Records kept by IPYS-Venezuela on the right to freedom of expression and information show that the national government's handling of information on the health of the president has been lacking in transparency, resulting in an aggressive discourse towards the national and foreign press.
(IPYS-Venezuela/IFEX) – The records kept by IPYS-Venezuela on the right to freedom of expression and information show that the national government’s handling of information on the health of the president of the republic, Hugo Chávez, has been lacking in transparency, resulting in an aggressive discourse towards the national and foreign press. Several representatives of the executive power have recurrently disqualified, intimidated and accused the journalists and the media of questioning the government’s legitimacy, for presenting information from various sources on the health of the nation’s head of government.
Since the president informed the public, on December 8, 2012, that he had to undergo a new surgical operation in Cuba, due to the appearance of new cancer cells, representatives of the executive power have accused the national and foreign media of keeping up a “destabilizing campaign”, through the alleged “malicious” handling of the news coverage of the health of the head of government and the way the nation is being governed during his absence.
Plurality and diversity of the media at risk
The start of sanction-based administrative proceedings, the recurrent use of compulsory official speeches broadcast on radio and television, as well as the repeated use of state-owned media to disseminate messages criminalizing the private and independent media’s work have been recorded. This situation threatens the fundamental rights to plurality and diversity on which freedom of expression, an indispensable principle of democratic society, is based.
Likewise, these official reactions against the press do not favor the socio-political climate in the nation, which is marked by imprecise and scarce sharing of information by the official sector through reliable, qualified, pertinent and timely sources.

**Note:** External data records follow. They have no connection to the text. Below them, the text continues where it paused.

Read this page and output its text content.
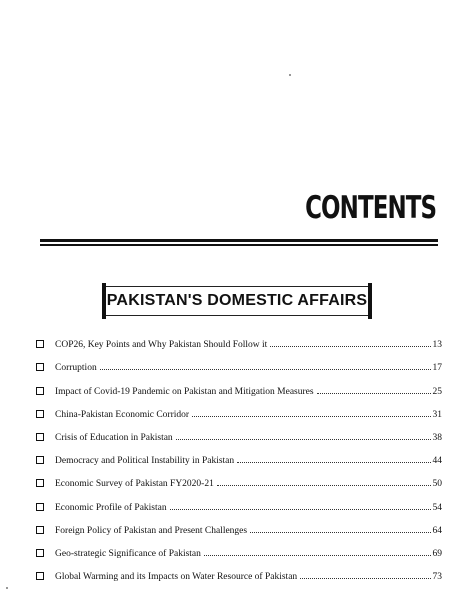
CONTENTS
PAKISTAN'S DOMESTIC AFFAIRS
COP26, Key Points and Why Pakistan Should Follow it	13
Corruption	17
Impact of Covid-19 Pandemic on Pakistan and Mitigation Measures	25
China-Pakistan Economic Corridor	31
Crisis of Education in Pakistan	38
Democracy and Political Instability in Pakistan	44
Economic Survey of Pakistan FY2020-21	50
Economic Profile of Pakistan	54
Foreign Policy of Pakistan and Present Challenges	64
Geo-strategic Significance of Pakistan	69
Global Warming and its Impacts on Water Resource of Pakistan	73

This situation is a response to the radicalization of the government’s policy which limits access to public information, a fundamental right permitting citizens access to unbiased details on affairs of collective interest regarding state institutions and public officials. In this manner, opacity has characterized the national government’s information strategy on the illness of President Chávez.
Clarity, precision and reliability of information have been absent. Although Nicolás Maduro, the vice-president of the republic, and Ernesto Villegas, the minister of communications, have issued close to 30 official messages to the nation on the health of the president since December 10, 2012, these communiqués are lacking in details. Therefore it can be considered that the media and the citizens have not received valid medical information from certified professionals in this field, describing the health condition of the head of state since June 2011. Society in general has not had access to a specialized report prepared by a Venezuelan medical board that sheds light on the situation.
Faced with this outlook, the citizens’ right to know the detailed conditions on the state of the president’s health is being limited, even though it is information of collective interest, and the principles of freedom of expression and public information enshrined in articles 57, 58 and 143 of the Constitution of the Bolivarian Republic of Venezuela are being violated.